И это действительно было правдой. Я искренне обрадовалась, когда из приемной комиссии школы пришел официальный отказ на наш запрос о поступлении. Но это было до того, как все пошло наперекосяк – мой брак с Эндрю полностью рассыпался за какие-то два года.

И как же я была удивлена, когда пару недель назад мне позвонила та же самая сотрудница приемной комиссии и сказала, что у них появилось одно свободное место и они готовы принять Робин, только она должна приступить к занятиям немедленно. Это было как снег на голову. Я уже хотела было отказаться от этого неожиданного предложения, но что-то заставило меня повременить.

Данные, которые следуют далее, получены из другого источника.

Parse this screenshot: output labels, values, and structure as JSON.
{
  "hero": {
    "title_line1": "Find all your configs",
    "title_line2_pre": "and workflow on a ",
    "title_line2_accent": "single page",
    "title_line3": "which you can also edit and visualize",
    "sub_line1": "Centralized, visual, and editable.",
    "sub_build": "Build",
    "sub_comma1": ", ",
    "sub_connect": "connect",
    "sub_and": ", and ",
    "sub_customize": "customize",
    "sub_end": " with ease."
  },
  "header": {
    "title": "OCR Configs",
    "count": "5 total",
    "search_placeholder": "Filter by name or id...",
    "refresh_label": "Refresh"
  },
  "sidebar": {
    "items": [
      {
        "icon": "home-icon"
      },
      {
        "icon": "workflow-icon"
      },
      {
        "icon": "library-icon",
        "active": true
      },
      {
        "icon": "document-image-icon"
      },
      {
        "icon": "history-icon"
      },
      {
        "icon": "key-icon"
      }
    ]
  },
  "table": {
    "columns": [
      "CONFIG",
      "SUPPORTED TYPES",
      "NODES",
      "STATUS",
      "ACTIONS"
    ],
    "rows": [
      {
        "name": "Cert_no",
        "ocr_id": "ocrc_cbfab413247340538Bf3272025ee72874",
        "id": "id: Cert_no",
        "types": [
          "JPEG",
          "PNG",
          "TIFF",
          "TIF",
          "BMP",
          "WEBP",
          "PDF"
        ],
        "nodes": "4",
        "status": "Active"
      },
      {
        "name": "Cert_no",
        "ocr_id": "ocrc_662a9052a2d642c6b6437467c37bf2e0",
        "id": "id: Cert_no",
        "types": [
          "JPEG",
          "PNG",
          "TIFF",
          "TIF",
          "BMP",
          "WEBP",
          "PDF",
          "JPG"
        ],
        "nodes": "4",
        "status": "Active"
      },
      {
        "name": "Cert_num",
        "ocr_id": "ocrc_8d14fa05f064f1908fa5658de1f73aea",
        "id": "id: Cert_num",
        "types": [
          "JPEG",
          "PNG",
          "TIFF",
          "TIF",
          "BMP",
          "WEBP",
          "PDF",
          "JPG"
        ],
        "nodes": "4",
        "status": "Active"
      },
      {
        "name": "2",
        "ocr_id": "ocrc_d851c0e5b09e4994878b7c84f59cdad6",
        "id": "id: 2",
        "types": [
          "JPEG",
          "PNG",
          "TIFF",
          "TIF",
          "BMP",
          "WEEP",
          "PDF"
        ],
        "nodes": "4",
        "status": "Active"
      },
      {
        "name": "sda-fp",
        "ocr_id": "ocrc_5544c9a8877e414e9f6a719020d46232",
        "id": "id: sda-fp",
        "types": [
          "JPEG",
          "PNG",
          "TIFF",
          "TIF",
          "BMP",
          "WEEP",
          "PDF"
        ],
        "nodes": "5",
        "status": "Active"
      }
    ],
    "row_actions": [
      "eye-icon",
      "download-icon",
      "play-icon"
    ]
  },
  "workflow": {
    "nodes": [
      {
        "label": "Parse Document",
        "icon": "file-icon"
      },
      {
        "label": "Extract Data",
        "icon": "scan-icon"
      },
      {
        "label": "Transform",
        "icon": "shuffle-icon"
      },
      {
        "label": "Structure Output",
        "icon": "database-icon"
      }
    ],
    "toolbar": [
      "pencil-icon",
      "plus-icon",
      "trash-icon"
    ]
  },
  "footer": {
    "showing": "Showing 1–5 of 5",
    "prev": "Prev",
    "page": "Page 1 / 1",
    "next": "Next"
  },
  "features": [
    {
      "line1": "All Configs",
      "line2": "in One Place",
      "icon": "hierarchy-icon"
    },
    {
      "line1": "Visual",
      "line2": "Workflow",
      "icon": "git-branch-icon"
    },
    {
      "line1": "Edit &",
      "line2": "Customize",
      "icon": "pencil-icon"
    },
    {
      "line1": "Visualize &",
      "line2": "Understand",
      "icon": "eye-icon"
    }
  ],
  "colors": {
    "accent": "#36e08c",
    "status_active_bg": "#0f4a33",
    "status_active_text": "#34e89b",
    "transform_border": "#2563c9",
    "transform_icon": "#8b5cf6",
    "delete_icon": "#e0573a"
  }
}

– Вы не возражаете, если я немного подумаю, – ответила я совершенно спонтанно.

Ничто тогда не предвещало, что через сорок восемь часов я буду ей звонить, спрашивая, свободно ли еще это место, фактически умоляя ее взять мою дочь. Да, я в буквальном смысле слова умоляла ее об этом. Для сотрудницы приемной комиссии это была просто стандартная процедура, всего лишь способ заполнить внезапно появившееся свободное место в классе. Для меня же это стало настоящим чудом. Это открыло для нас совершенно неожиданный выход из сложившейся ситуации. О таком спасении я даже и не подозревала.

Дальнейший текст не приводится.